I am really sorry to say here, that I could not come up with an appropriate comeback for this. I paid the deposit, which the hospital assured me was fully refundable, admitted Appa, and completed the all the formalities for claiming cashless hospitalisation. That same evening, the hospital faxed the form to the TPA.

The next day, I got a call from TPA Girl saying that there was a problem. She said that forget cashless hospitalisation, I would not even be able to get the expenses reimbursed. This was because my name (and therefore my parents’ names) did not appear on the list of those insured by my organisation. What????????????

It took 2 days of frantic phone calls to Office Boy and TPA Girl and their bosses, as well as 2 days of headache and acidity to get to the root of the problem—TPA Girl was referring to the insured list of another organisation, which had a similar sounding name as the organisation I work in.

Appa was in hospital for a week and for me, each day began and ended not with monitoring his health and recovery, but with monitoring the TPA process and ensuring that they were doing their job. The evening before Appa was discharged, I informed TPA Girl and Office Boy (and their respective bosses), and even had the hospital fax them a preliminary bill so that they could get working on the discharge. The final bill was faxed to the TPA at 8.30 am the next day. In spite of all this, the approval from the TPA did not come through till 2.30 pm. Phone calls to TPA Girl only brought forth responses like, “You have to be patient, Madam. Procedure takes time.” By the time we got my stressed-out Appa home, it was nearly, 3.30 pm. That evening, Appa developed low-grade fever. Thankfully, he was okay next morning, though the same cannot be said for me. 😦

The entire episode had me fervently praying never to have the misfortune to go through this experience again. But about 10 days back, Appa had to be hospitalised again. This time though, I informed the TPA in advance, though it has not made any difference. The TPA circus with its delays and goof-ups remain. In fact, it has been compounded as there is a new TPA Girl, who made the same mistake of trying to locate my name in another organisation’s list of insured. I spent yesterday and most of today sorting out that issue. One response which will be different from my side is I will not be telling my father when he will be discharged till the TPA go-ahead has come through. I don’t want him to go through any more stress.

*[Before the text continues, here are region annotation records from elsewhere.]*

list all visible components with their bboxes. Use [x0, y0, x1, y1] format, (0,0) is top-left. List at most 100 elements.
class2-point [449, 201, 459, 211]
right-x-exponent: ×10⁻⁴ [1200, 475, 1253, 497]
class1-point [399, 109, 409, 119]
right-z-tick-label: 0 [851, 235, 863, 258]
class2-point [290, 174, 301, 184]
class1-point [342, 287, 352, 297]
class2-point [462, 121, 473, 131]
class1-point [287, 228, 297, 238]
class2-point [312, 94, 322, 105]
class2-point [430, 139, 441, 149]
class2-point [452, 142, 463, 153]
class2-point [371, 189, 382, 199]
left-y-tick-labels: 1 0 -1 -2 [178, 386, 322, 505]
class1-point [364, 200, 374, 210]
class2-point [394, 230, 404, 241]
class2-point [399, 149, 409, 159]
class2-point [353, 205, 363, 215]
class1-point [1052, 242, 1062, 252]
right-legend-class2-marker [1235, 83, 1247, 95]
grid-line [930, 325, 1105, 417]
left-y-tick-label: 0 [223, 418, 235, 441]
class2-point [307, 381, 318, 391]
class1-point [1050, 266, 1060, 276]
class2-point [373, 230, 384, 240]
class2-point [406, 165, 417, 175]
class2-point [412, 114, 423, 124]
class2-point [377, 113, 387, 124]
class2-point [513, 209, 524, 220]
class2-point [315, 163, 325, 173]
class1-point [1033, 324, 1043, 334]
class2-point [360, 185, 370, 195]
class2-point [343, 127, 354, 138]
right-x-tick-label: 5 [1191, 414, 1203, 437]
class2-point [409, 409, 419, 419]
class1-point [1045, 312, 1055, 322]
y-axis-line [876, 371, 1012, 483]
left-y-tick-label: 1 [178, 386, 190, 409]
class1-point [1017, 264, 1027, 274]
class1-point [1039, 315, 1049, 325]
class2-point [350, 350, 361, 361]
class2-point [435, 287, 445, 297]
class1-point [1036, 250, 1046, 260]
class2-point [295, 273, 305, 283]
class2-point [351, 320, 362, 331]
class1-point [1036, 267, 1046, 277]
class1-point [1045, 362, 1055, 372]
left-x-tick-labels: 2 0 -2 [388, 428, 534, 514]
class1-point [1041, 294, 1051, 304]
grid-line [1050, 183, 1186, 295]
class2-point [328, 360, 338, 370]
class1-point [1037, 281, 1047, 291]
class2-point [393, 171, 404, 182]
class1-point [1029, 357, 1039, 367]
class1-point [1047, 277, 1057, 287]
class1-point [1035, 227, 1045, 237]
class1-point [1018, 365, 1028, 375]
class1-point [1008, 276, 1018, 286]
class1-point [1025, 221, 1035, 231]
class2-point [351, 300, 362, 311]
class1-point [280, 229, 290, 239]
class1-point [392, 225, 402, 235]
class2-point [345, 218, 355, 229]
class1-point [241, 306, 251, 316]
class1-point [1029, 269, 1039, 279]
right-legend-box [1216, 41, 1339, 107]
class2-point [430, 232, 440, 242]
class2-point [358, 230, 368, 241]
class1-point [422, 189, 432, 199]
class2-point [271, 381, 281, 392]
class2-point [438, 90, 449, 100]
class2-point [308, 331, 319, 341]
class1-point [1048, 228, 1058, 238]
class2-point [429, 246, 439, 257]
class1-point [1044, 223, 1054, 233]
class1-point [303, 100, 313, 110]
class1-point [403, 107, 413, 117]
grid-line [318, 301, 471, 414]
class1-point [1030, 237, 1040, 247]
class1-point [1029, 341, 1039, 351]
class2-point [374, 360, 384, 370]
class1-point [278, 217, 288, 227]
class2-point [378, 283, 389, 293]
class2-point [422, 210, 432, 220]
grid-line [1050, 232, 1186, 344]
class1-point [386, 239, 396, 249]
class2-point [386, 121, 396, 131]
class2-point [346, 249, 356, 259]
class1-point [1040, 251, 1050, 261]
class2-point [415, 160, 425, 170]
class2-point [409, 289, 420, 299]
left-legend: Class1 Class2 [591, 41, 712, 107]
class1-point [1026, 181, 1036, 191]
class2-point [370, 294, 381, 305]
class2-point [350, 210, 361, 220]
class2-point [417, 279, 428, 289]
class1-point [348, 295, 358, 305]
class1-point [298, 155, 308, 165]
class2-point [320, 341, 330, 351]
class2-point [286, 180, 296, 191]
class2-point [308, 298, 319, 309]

These last few weeks, I have been talking to many people who have TPAs for their health insurance and most have them have some or the other stressful story to share. I am trying to understand why this has to be so. Is it because the TPAs are innately suspicious or is it because of the paperwork and red tape involved? Is it because the insured is caught in the crossfire between hospitals and the TPAs? Or is it all of the above? Whatever the reason, the insured and their families could do without the stress that this generates.

What do you think?

6 thoughts on “Hospitalisation, health insurance and TPA woes: A first-hand experience

  1. Well Sudha.. it is rather worrisome. I believe this is the norm with TPAs across the world over, though the height of stupidity varies. Bottom line why they do so, is they lack compassion and empathy !!

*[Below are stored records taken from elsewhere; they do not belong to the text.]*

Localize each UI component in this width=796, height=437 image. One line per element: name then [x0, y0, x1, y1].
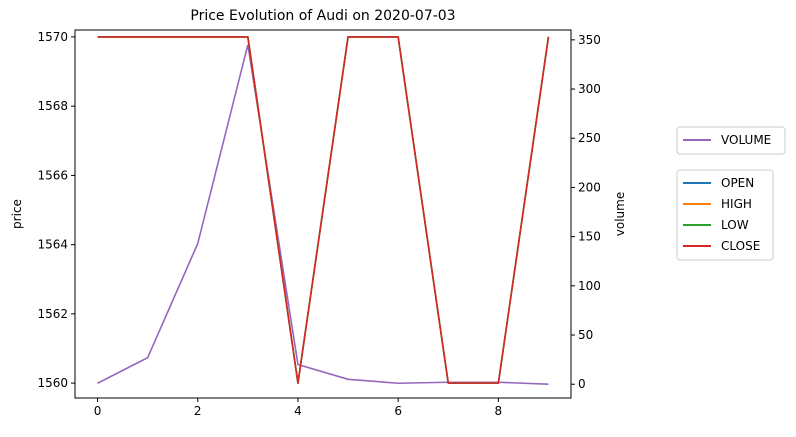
- x-axis: 0 2 4 6 8: [94, 398, 502, 418]
- chart-title: Price Evolution of Audi on 2020-07-03: [190, 8, 455, 24]
- legend-volume: VOLUME: [676, 126, 786, 155]
- y-tick-label-volume: 200: [578, 180, 601, 194]
- legend-label-close: CLOSE: [721, 239, 760, 253]
- y-tick-label-volume: 100: [578, 279, 601, 293]
- legend-price: OPEN HIGH LOW CLOSE: [676, 169, 774, 261]
- x-tick-label: 0: [94, 404, 102, 418]
- series-line-volume: [97, 44, 549, 386]
- legend-label-open: OPEN: [721, 176, 754, 190]
- y-tick-label-price: 1566: [37, 168, 68, 182]
- plot-lines: [97, 36, 550, 386]
- legend-box: [676, 126, 786, 155]
- x-tick-label: 4: [294, 404, 302, 418]
- y-tick-label-price: 1568: [37, 99, 68, 113]
- y-tick-label-volume: 300: [578, 82, 601, 96]
- legend-box: [676, 169, 774, 261]
- y-axis-price: 1560 1562 1564 1566 1568 1570: [37, 30, 75, 390]
- x-tick-label: 2: [194, 404, 202, 418]
- y-axis-label-volume: volume: [613, 192, 627, 236]
- y-tick-label-volume: 150: [578, 230, 601, 244]
- x-tick-label: 6: [394, 404, 402, 418]
- series-line-close: [97, 36, 550, 384]
- y-tick-label-volume: 0: [578, 377, 586, 391]
- y-tick-label-price: 1564: [37, 238, 68, 252]
- y-tick-label-volume: 50: [578, 328, 593, 342]
- y-tick-label-volume: 250: [578, 131, 601, 145]
- x-tick-label: 8: [495, 404, 503, 418]
- y-tick-label-volume: 350: [578, 33, 601, 47]
- y-axis-volume: 0 50 100 150 200 250 300 350: [571, 33, 601, 391]
- y-tick-label-price: 1570: [37, 30, 68, 44]
- y-tick-label-price: 1562: [37, 307, 68, 321]
- plot-frame: [74, 29, 572, 399]
- legend-label-high: HIGH: [721, 197, 752, 211]
- legend-label-volume: VOLUME: [721, 133, 771, 147]
- legend-label-low: LOW: [721, 218, 749, 232]
- y-tick-label-price: 1560: [37, 376, 68, 390]
- y-axis-label-price: price: [10, 199, 24, 229]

    1. I think rather than saying that they lack compassion and empathy, it would be better to say that they are callous. I know, it is the same difference, but I feel better using the latter term.

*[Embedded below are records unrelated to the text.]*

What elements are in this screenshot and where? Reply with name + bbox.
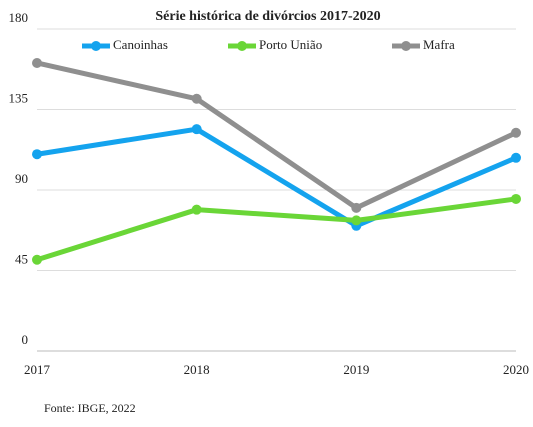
series-line [36, 60, 518, 211]
legend-label: Mafra [423, 37, 455, 52]
y-tick-label: 0 [22, 332, 29, 347]
x-tick-label: 2018 [184, 362, 210, 377]
source-note: Fonte: IBGE, 2022 [44, 401, 136, 415]
series-line [36, 126, 517, 229]
data-point [191, 124, 202, 135]
legend-marker [401, 41, 411, 51]
legend-label: Porto União [259, 37, 322, 52]
data-point [511, 152, 521, 163]
data-point [511, 127, 521, 138]
legend-label: Canoinhas [113, 37, 168, 52]
data-point [511, 193, 521, 204]
y-tick-label: 180 [9, 10, 29, 25]
data-point [32, 254, 42, 265]
legend-marker [91, 41, 101, 51]
chart-title: Série histórica de divórcios 2017-2020 [155, 9, 380, 24]
data-point [191, 204, 202, 215]
y-tick-label: 45 [15, 251, 28, 266]
data-point [32, 57, 42, 68]
y-tick-label: 90 [15, 171, 28, 186]
x-tick-label: 2019 [343, 362, 369, 377]
data-point [191, 93, 202, 104]
x-tick-label: 2017 [24, 362, 51, 377]
data-point [32, 149, 42, 160]
legend-marker [237, 41, 247, 51]
y-tick-label: 135 [9, 90, 29, 105]
x-tick-label: 2020 [503, 362, 529, 377]
data-point [351, 202, 362, 213]
data-point [351, 215, 362, 226]
series-line [36, 196, 517, 263]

  2. I hope your father is now feeling better now Sudha.
    I am going through a similar phase in life and can understand your woes. If only life were simpler…sigh!


  3. There is only one thing left to do. If we have to look after the hospitalised family member, we have to employ somebody to do the TPA followup. Sorry for the sarcasm! That has been my experience.


    1. But will having someone else do the follow up help, Neena? Yes the follow-up will be done by some one else, but we will still have to face the delays.